I just wanted to clarify that there is no server-side component for encryption. It is completely self-contained. I wrote up a post going into the specifics of encryption and decryption here, if you are curious about the process. Encryption questions: Key storage, decryption process, and others
For what it’s worth, I’ve started using Cryptomator to encrypt and decrypt my files on the client before sending them to a cloud storage provider. It isn’t a replacement for oDrive, but:
- It’s cross platform, so I can use it on my Windows, Mac, and Linux machines (yes, I use all three). (Mobile support is limited to a few select cloud storage providers.)
- It’s open source.
- They’ve documented their security architecture so you know exactly how your data is encrypted, even if they hadn’t provided the source code. (Are you taking notes, oDrive?)
The fact that oDrive is closed source and unwilling to reveal their encryption process is a security risk. They are asking their users to put full trust in in their software without providing enough reason for that trust.
I recently ran into a similar issue with a software called ThingWorx. They have an encryption API that claims to use a 224 bit key with AES-128 (which is impossible), and it turns out they were only using a key and IV with a strength of 49 and 53.5 bits, respectively.
Until oDrive releases their complete security architecture with steps to decrypt, or until they release their source code, do not trust their encryption. We have no way of knowing whether they have a backdoor to encrypt our data.
Based on that post, I’ve begun work on a decryption function that can act as a springboard for writing a full decryption client. You can find it at https://github.com/jordanbtucker/odrive-decrypt.
All that being said, oDrive is probably using security best practices, and probably doesn’t have a backdoor to our encrypted data, however, we can’t be sure. oDrive’s best move is to be open about their encryption process.
Encryption questions: Key storage, decryption process, and others
I saw your other post in reply to mine. It’s funny because I too just started using Cryptomator. I really like the fact that they are so transparent with their encryption process, and the fact that it’s open source provides even more confidence. I also like how they completely scramble the file and directory structure so it literally looks like gobblety gook.
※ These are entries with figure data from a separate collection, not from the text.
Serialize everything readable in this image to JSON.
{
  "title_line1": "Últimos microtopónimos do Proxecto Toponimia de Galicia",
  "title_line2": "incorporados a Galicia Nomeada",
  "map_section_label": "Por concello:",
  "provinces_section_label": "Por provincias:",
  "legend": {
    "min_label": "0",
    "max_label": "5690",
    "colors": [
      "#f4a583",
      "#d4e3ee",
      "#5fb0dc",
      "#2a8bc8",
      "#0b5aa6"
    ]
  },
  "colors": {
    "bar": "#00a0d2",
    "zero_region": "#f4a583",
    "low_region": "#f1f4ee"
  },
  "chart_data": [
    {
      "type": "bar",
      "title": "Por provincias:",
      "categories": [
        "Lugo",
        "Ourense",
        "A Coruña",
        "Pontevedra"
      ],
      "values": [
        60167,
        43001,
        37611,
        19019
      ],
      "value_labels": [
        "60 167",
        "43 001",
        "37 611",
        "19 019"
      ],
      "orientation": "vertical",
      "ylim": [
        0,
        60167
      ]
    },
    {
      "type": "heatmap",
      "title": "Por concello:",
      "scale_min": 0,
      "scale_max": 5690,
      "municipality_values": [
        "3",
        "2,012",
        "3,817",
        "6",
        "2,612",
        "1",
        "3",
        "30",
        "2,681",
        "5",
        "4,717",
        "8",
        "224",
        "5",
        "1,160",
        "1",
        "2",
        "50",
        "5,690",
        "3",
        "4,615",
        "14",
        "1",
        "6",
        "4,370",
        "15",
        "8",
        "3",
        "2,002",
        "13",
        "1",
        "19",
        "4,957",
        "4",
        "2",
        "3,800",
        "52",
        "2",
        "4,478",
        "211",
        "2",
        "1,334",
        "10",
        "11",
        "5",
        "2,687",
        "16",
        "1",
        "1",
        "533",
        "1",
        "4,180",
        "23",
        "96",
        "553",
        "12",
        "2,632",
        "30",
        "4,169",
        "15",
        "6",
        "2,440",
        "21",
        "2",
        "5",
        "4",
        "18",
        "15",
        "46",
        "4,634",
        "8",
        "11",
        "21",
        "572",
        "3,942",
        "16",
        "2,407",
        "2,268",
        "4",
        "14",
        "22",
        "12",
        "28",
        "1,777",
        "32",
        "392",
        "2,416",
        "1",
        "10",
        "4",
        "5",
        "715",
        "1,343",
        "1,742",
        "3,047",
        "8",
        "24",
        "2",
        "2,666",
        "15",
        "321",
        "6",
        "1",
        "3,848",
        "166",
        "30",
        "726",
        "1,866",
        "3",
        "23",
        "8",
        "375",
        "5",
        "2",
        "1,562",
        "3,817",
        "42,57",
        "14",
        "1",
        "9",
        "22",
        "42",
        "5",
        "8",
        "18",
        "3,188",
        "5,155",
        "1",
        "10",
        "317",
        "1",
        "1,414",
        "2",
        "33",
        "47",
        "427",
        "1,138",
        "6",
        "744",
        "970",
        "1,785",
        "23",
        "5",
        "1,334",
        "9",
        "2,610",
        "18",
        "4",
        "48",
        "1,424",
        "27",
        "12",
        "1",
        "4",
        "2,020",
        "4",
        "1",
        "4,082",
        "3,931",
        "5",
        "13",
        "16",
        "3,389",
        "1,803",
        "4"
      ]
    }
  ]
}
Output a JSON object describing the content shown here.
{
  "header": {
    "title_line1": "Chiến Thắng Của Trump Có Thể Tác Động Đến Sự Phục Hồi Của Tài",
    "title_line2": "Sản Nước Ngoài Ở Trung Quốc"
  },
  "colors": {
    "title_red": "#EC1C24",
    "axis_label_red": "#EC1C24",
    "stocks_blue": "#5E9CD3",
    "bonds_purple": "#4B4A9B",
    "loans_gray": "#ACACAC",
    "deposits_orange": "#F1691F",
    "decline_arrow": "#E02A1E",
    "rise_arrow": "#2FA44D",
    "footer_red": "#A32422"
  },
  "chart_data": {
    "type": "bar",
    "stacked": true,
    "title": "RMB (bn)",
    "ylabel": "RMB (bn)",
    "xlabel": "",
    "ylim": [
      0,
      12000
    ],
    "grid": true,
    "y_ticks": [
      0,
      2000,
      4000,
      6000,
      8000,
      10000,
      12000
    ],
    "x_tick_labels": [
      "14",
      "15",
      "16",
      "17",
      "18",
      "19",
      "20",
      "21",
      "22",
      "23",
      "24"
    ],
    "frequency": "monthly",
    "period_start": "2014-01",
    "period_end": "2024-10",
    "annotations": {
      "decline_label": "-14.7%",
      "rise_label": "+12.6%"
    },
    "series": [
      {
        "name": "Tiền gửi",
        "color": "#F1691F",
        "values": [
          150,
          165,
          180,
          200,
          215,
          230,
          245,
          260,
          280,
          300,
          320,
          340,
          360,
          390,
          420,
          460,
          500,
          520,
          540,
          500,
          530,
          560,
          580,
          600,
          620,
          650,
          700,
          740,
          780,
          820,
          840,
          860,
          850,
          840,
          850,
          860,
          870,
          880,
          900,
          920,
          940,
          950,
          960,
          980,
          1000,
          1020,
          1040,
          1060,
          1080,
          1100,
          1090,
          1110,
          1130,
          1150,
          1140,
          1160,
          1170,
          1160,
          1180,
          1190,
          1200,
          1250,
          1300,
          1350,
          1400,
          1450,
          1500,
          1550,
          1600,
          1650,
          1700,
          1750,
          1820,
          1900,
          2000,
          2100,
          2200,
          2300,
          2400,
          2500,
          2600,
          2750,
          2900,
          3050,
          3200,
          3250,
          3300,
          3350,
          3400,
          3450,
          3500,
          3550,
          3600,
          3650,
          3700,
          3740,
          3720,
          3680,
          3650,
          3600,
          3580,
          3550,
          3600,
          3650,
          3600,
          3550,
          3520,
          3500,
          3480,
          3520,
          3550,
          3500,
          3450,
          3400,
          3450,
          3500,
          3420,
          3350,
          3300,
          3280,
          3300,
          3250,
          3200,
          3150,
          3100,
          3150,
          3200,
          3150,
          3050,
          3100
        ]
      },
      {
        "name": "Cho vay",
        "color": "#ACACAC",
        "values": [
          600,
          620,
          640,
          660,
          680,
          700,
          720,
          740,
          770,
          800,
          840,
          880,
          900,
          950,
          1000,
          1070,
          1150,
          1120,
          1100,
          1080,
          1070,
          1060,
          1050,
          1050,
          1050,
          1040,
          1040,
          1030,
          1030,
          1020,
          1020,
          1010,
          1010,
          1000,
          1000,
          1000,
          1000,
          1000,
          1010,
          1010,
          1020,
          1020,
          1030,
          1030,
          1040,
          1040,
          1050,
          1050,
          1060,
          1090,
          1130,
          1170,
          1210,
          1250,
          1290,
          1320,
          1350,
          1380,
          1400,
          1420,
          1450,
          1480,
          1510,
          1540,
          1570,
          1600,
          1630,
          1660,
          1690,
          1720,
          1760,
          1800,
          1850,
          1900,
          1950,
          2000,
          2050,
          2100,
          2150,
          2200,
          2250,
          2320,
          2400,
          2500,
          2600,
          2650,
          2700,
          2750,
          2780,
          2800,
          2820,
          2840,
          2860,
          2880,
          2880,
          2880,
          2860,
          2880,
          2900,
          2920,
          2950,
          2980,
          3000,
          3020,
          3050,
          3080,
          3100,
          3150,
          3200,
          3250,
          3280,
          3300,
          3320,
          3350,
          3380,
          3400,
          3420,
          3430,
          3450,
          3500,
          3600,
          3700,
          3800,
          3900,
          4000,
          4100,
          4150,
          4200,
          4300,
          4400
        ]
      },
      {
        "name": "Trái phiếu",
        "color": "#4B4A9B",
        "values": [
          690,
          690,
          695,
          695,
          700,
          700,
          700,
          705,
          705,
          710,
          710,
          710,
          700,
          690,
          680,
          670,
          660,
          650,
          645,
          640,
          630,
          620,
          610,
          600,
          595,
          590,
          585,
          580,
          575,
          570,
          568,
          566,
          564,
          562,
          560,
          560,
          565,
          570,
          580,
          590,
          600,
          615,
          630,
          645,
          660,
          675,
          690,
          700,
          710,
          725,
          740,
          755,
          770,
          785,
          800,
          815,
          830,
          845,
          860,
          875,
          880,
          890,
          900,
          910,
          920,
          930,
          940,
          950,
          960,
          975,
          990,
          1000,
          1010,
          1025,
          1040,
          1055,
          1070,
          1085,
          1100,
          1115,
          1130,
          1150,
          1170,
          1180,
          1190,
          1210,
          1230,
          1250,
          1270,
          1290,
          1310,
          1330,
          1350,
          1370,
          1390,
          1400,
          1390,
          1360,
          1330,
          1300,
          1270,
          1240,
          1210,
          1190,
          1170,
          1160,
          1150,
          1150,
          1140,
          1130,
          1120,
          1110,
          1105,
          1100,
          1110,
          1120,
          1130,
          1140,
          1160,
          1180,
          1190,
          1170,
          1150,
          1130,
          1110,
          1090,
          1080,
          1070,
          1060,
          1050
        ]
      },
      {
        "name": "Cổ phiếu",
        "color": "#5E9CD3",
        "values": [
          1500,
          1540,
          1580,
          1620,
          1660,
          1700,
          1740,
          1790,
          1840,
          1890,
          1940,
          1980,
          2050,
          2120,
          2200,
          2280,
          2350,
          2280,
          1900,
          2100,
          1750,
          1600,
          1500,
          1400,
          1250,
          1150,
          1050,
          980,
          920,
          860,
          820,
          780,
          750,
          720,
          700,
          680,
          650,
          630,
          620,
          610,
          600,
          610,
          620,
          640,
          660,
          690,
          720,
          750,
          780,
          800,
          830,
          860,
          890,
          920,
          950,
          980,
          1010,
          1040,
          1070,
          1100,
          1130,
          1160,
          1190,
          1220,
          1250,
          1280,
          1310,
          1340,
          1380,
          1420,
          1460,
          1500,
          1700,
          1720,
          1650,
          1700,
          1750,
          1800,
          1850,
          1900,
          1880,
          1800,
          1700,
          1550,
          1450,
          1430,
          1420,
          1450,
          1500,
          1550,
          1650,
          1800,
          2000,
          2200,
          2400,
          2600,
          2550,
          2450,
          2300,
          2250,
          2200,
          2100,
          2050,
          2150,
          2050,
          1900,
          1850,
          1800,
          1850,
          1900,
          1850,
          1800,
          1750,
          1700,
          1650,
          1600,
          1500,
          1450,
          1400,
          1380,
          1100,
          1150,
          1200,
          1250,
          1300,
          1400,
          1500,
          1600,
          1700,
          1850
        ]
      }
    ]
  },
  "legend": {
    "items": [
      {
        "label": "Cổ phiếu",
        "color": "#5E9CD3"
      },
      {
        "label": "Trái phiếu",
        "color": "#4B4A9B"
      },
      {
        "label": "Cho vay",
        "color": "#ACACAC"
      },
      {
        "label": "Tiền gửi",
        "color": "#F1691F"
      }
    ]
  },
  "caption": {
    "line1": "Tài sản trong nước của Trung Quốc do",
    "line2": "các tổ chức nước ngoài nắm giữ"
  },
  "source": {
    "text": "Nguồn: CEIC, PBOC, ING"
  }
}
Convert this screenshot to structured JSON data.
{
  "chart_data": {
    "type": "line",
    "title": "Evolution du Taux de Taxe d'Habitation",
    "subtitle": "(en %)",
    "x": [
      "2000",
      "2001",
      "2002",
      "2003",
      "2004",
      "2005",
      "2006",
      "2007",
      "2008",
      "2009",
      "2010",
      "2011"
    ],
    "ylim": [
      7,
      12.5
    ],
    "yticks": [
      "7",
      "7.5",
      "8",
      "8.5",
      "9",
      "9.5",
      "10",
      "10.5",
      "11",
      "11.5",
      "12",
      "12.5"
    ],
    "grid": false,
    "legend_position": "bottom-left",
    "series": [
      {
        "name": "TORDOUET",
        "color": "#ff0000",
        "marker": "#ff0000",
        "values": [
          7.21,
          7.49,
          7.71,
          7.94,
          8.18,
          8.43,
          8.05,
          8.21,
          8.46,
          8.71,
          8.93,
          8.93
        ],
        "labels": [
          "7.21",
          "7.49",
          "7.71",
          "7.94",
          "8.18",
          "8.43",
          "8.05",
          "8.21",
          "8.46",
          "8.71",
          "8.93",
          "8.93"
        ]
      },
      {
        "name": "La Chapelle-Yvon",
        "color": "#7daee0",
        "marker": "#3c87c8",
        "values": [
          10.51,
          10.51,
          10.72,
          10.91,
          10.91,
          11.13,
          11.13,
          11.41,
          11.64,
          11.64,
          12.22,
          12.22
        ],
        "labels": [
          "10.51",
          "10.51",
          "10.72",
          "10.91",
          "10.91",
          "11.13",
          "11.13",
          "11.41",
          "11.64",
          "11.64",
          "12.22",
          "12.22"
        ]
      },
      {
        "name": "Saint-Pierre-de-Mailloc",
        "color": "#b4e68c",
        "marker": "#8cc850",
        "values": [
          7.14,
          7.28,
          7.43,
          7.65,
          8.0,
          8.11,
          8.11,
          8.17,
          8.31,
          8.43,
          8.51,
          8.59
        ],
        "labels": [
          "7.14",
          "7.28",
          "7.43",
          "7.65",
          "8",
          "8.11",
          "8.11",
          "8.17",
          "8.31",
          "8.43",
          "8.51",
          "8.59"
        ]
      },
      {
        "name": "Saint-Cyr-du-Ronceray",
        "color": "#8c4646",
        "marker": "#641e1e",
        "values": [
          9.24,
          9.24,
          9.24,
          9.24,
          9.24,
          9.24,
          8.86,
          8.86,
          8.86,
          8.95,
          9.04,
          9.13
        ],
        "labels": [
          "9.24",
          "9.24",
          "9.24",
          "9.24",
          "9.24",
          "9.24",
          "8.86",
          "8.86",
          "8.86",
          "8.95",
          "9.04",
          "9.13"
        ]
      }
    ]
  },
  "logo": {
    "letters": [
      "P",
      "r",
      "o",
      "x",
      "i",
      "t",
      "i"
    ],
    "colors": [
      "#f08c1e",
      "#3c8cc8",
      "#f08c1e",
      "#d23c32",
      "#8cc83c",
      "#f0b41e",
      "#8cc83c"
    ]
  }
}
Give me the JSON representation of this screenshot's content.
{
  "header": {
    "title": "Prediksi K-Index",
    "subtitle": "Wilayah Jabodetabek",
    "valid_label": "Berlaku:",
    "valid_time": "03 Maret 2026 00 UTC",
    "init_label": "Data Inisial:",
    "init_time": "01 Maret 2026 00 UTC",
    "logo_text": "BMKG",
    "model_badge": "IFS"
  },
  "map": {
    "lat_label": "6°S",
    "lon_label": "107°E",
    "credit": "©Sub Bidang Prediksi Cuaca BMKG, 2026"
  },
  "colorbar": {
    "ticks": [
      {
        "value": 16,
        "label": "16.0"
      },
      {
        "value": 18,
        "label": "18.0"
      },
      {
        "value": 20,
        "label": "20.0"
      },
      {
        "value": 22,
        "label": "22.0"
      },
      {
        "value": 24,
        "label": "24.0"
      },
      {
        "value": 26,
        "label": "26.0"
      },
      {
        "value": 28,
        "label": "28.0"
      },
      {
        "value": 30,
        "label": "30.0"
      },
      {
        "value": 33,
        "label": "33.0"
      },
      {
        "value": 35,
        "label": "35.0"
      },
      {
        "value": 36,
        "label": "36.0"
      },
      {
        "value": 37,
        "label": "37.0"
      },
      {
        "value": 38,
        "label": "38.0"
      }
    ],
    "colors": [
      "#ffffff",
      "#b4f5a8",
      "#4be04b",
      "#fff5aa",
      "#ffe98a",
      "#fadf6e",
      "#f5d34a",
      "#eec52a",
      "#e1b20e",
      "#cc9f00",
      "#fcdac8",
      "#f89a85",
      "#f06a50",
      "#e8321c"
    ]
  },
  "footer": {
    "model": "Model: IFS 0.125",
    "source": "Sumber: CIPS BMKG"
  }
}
I agree with you that when you get to the nitty gritty, it’s really important to have clear transparency about the encryption process.
To add to the options, I also really like boxencryptor. While it’s paid and non open source, their encryption process is fully laid out in their website and there’s actually a Youtube video explaining it in full detail. I really like that they use asymmetric encryption to encrypt the symmetric key. So as of now, I use boxencryptor for most files, and cryptomator for the most sensitive ones.
Lastly, I should point you to sync.com which is a new player on the cloud. Their encryption process is also fairly transparent - though perhaps not as much as the last two players - but their data storage is the cheapest I’ve seen for what you get.
I’ve updated the thread referenced above to provide full details of the encryption and decryption process, for anyone interested. Encryption questions: Key storage, decryption process, and others
I will look at getting this added to the Encryption page for folks that want more of the nitty gritty details.
Keeps users more sticky that way? … unfortunate
It looks like your reply was to this comment:
This is not true. We do not store anything required for decryption. You can look at this post for specific details about the entire process, which is completely self-contained and “zero-knowledge”. Encryption questions: Key storage, decryption process, and others
This is not an “official” odrive tool, but I spent some time on a python app that will decrypt a given odrive encrypted file (V1): https://github.com/amagliul/odrive-utilities
decrypt_odrive_file.py - A command-line utility to decrypt odrive-encrypted files and folders.
usage: decrypt_odrive_file.py [-h] --path PATH --password PASSWORD [--nameonly] [--renamefolder] [--recursive] [--filter FILTER] optional arguments: -h, --help show this help message and exit --path PATH The file to decrypt or the folder to start from. **Will not decrypt placeholder files** --password PASSWORD The passphrase --nameonly Print the decrypted name, only --renamefolder Rename if the target is a folder --recursive Recurse through given path --filter FILTER Only process files/folders with this simple substring path filter (ex: 'xlarge')
There are some other useful utilities there, as well.
Need a temporary way to access expired subscription
Amazon Cloud Drive - Instability while Downloading
Here’s another unofficial tool that will recursively decrypt a folder.
Can you do a video tutorial please, in order to share how to decrypt encrypted files with odrive?
I tried to decrypt like you wrote in github, but its not working for me. Im sure that im doing wrong.
Help me please, thanks.
@videoandesign Please submit an issue at https://github.com/jordanbtucker/odrive-crypt/issues/new and include any error messages and operating system version. Thanks.
Its working! Thank you very much. So happy!